Managed care will stay, but who will manage it?
More physician friendliness may be ahead
If you’re hoping that one of the changes your practice will see in the next century is the demise of managed care, you’re out of luck, experts say.
"Physicians have to consider that managed care is here to stay, and its driving force is not going to go away. Even if the federal government regulates it, managed care is still going to be a force," says William J. DeMarco, MA, CMC, president of DeMarco & Associates, a Rockford, IL, health care consulting firm.
It doesn’t matter what physicians think about managed care; the employers, who are paying the majority of health care costs, love it, adds Ernest Berger, chief operating officer of Physicians Strategic Resources, an Atlanta firm that assists physicians with the non-legal issues of terminating their contracts with physician practice management firms.

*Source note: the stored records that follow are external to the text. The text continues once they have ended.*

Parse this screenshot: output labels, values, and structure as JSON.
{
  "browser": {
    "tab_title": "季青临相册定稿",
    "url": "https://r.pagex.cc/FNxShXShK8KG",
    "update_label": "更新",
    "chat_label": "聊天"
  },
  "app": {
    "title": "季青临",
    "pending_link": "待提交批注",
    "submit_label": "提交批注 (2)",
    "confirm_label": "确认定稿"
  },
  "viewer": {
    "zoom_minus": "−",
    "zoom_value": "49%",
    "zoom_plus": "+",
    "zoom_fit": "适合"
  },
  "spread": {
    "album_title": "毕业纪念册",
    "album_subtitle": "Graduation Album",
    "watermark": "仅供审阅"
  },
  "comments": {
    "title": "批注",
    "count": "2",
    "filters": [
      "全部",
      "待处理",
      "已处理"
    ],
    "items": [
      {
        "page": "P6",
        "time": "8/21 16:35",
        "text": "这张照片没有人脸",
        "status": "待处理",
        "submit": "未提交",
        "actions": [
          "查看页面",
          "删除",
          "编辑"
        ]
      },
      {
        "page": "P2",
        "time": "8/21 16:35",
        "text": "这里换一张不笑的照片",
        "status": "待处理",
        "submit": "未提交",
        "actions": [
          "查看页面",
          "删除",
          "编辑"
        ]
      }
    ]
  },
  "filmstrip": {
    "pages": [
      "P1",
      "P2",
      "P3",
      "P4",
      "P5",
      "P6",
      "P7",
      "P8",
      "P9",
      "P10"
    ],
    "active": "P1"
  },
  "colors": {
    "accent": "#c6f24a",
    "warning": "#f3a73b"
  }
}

"The question is not if we’re going to have managed care, but who is going to be managing the care," says Randall Killian, MS, MBA, executive vice president of the National Association of Managed Care Physicians in Glen Allen, VA.
For instance, even in the wake of a plethora of horror stories, managed care enrollment increased 6.5% in the past year. There are 30 large health care markets that already report more than 50% penetration by managed care.
"There are a lot of managed care patients. The physician has to reconsider why managed care exists. It exists because employers don’t believe that hospitals and physicians will work together for cost-effective care. And, until recently, they didn’t have to," DeMarco says.
But, while managed care will continue, the managed care of the 21st century may be very different.
"There will always be managed care, but I seriously doubt if the managed care we know today will be the managed care we know tomorrow," predicts Thomas R. Reardon, MD, president of the American Medical Association.
For instance, the patient backlash against managed care will continue, prompting companies to return decision making to physicians, he says.
"Insurers have been spending more money to micromanage physician practices than they were saving. They’re realizing that what they were doing wasn’t working," Reardon adds.
A prime example was when UnitedHealth Group, the second-largest health insurer in the country, recently announced with great fanfare that it will give doctors the final say on what treatments are medically necessary. Other insurers are expected to follow that lead.
As a result of the consumer backlash, you can expect your relationship with health plans to improve in the future.
Health plans aren’t going to be more physician-friendly as far as reimbursement is concerned because they still want to hold down costs, but they may approach the relationship in a friendlier, less adversarial manner, Killian says.
Community partnerships could increase
He sees an emerging partnership with the patient at the center of care, and an increasing tendency for physicians, pharmacies, hospitals, health plans, and employers to work together.
"Because health care delivery is community-oriented, you are going to see markets where health plans, hospitals, and physicians come together as partnerships, along with the employees who pick up the tab," Killian says.
DeMarco foresees an increase in regional health plans as big companies begin to decentralize their services. The most successful plans may be run by physicians and hospitals, he adds.
"We are seeing a shift to decentralization and bringing control back to physicians and hospitals locally," he adds.
Local plans have the advantage over large national plans because they are more customer-friendly, DeMarco says.
For instance, in Madison, WI, 80% of the population is covered by HMOs, the majority of which are physician-owned and -operated. Physicians in Madison have a higher satisfaction level with managed care than they had with fee for service, according to a study conducted by researchers at the University of Wisconsin, DeMarco says.
Physicians who want to succeed in the future should work together with other health care entities in the community to create a local solution to the community’s health care needs.
"Somebody needs to provide leadership in the community, to get employers to see the vision of locally controlled health care," he says.
Consider sidestepping the health plan
The physician-hospital partnership could consider contracting directly with employers, rather than going through a health plan, DeMarco suggests. More and more employers are open to direct contracting with physicians and hospitals, he adds.
At the very least, physicians should improve their relationships with a select number of managed care companies and negotiate with managed care companies, employers, or an employer coalition.
"There are things that physicians can control by negotiating effectively with health plans. If physicians don’t step up to the plate, their options will be limited," DeMarco says.
"Physicians should think in terms of creating a new, re-engineered version of managed care for themselves," he adds. "They should improve their clinical product and contracts with three or four really good health plans and build a solid relationship with them."
Here are some other suggestions for coping with managed care in the future:
• Be selective about the managed care plans with which you contract, DeMarco advises. "Stop signing up for everything and giving your practice away," he adds.
• Read all your managed care contracts and decide what you like and don’t like. DeMarco suggests that physicians take time off to carefully read their managed care contracts and come up with their own modified agreement, based on the good and bad features of each plan.
• Develop your own modified agreement and start talking to two or three managed care plans.
• Develop a core strategy for where you will be five years from now and how managed care fits into your plan.